Nun war das Gröbste getan. Nierchen, Leber, Herz und Lunge lagen in der Edelstahlschüssel, der Dreck, Mägen und Gedärm für die Hunde, in der anderen. Der Kater bekam die Luftröhre zugeworfen, und der Leib, innen hellgrau und leer, außen weiß und von ein paar feinen roten Äderchen gesprenkelt, kam zum Abkühlen in die fliegenfenstervergitterte, kalte Kammer.

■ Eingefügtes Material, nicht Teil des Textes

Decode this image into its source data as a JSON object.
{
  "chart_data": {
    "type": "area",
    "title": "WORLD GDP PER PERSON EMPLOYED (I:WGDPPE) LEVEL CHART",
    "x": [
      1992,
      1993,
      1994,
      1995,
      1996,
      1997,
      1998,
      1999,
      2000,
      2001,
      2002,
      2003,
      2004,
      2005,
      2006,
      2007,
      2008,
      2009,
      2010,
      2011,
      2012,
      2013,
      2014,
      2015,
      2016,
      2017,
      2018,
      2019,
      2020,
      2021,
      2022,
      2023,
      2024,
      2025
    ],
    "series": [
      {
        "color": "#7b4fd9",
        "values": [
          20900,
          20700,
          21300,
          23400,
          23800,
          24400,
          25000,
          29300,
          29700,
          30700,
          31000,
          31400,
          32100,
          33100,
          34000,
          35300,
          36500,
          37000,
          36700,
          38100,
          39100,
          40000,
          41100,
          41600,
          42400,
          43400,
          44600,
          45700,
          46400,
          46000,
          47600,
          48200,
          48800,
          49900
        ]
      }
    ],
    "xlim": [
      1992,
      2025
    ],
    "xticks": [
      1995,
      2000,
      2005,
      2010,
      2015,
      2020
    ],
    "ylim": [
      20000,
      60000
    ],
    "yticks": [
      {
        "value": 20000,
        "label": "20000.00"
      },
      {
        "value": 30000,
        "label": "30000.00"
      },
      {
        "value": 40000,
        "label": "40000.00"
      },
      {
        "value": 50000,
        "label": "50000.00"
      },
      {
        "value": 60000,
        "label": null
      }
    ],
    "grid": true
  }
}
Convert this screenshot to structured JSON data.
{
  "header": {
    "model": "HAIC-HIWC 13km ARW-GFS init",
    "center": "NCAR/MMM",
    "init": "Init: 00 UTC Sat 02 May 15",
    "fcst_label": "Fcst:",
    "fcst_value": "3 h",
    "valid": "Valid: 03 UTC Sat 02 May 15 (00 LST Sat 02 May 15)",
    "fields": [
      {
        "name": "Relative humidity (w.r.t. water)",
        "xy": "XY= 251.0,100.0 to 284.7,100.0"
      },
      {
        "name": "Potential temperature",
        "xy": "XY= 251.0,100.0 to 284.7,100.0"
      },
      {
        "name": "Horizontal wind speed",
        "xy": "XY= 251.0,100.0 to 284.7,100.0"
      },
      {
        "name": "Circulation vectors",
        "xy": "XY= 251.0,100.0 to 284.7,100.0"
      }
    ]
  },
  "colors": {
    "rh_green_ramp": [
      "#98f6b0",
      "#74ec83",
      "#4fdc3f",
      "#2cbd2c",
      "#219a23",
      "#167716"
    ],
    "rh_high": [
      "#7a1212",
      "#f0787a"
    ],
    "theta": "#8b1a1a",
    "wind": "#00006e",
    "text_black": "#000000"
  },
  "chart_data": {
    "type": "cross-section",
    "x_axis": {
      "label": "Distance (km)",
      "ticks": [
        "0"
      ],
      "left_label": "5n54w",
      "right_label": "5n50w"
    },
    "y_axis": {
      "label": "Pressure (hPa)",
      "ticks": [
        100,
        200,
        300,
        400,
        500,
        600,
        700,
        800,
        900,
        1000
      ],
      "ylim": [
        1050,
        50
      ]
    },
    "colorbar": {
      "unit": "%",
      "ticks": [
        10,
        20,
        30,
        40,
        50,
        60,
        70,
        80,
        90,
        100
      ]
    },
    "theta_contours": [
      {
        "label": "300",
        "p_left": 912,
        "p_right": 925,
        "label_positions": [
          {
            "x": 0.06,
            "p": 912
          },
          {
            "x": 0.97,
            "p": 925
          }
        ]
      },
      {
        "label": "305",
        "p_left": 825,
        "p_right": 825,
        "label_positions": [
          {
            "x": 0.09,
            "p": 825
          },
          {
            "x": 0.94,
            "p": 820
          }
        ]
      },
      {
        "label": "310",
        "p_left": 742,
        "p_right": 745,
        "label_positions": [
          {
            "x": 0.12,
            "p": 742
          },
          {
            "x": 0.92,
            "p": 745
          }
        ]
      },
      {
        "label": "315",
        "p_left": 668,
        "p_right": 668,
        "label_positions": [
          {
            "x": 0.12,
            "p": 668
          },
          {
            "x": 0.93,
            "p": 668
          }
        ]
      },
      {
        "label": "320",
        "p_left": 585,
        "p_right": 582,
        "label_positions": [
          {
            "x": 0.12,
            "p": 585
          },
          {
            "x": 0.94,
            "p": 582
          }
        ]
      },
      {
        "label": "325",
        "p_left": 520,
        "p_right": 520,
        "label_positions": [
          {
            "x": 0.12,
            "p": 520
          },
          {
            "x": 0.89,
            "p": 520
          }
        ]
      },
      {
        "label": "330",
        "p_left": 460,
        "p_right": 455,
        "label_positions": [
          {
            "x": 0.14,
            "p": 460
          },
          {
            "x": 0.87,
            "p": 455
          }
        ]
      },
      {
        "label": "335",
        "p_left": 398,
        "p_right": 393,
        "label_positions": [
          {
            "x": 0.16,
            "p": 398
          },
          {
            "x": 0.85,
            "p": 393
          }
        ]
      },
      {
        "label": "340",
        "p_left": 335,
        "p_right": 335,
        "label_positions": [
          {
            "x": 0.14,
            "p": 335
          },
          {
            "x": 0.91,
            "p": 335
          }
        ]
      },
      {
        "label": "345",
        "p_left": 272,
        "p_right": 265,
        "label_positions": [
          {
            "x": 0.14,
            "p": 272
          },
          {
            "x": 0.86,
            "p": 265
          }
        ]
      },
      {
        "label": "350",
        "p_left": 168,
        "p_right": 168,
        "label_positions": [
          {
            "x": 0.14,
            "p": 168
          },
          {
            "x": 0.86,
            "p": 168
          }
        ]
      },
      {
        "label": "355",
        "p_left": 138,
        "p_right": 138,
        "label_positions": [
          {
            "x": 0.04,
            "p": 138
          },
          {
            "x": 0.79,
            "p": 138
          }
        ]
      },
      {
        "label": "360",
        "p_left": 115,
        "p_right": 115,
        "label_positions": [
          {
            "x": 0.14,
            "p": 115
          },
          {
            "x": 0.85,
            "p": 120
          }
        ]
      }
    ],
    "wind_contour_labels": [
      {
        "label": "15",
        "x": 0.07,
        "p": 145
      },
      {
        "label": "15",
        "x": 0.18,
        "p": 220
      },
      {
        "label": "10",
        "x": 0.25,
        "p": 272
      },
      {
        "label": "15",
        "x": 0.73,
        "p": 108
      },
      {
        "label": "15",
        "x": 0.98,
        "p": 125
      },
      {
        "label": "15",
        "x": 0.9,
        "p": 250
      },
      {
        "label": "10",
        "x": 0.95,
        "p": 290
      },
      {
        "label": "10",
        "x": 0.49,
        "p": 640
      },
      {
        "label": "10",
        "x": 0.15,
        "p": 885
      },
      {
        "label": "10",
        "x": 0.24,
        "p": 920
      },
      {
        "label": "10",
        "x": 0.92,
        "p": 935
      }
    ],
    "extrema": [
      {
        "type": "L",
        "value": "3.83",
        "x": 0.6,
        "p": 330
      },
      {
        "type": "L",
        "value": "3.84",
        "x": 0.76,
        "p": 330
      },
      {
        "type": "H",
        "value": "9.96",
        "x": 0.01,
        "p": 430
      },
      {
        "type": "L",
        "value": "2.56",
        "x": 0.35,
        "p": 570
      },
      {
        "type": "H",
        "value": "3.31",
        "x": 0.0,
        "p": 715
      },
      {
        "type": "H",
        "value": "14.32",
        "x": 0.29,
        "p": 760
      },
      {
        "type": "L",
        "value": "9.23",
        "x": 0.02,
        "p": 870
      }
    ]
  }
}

Die anderen Gäste waren schon weggegangen, als der Bauer noch den Kopf enthäutete. Das war nicht leicht zum Hinschauen wegen der Augen, die übergroß aus dem nackten blutigen Gesicht herausschauten. Das Hirn müßt man mit dem Hackl heraushauen, sagte der Bauer, aber das hätt er jetzt nicht da. Und es sei der Mühe nicht wert, weil es eh zu klein ist. Von der Kehle her schnitt er die Zunge heraus, hob sie hoch und gab sie mir. Und ich, ich hab sie in die Hand genommen. Dieses entwurzelte Ding hab ich mit Daumen, Zeigefinger und Mittelfinger der linken Hand gehalten. Und da war die Zunge noch warm, und mir wurde ganz zärtlich zumute. Zärtlich zumute für das Bockerl, das hatscherte, das es nun nicht mehr gab.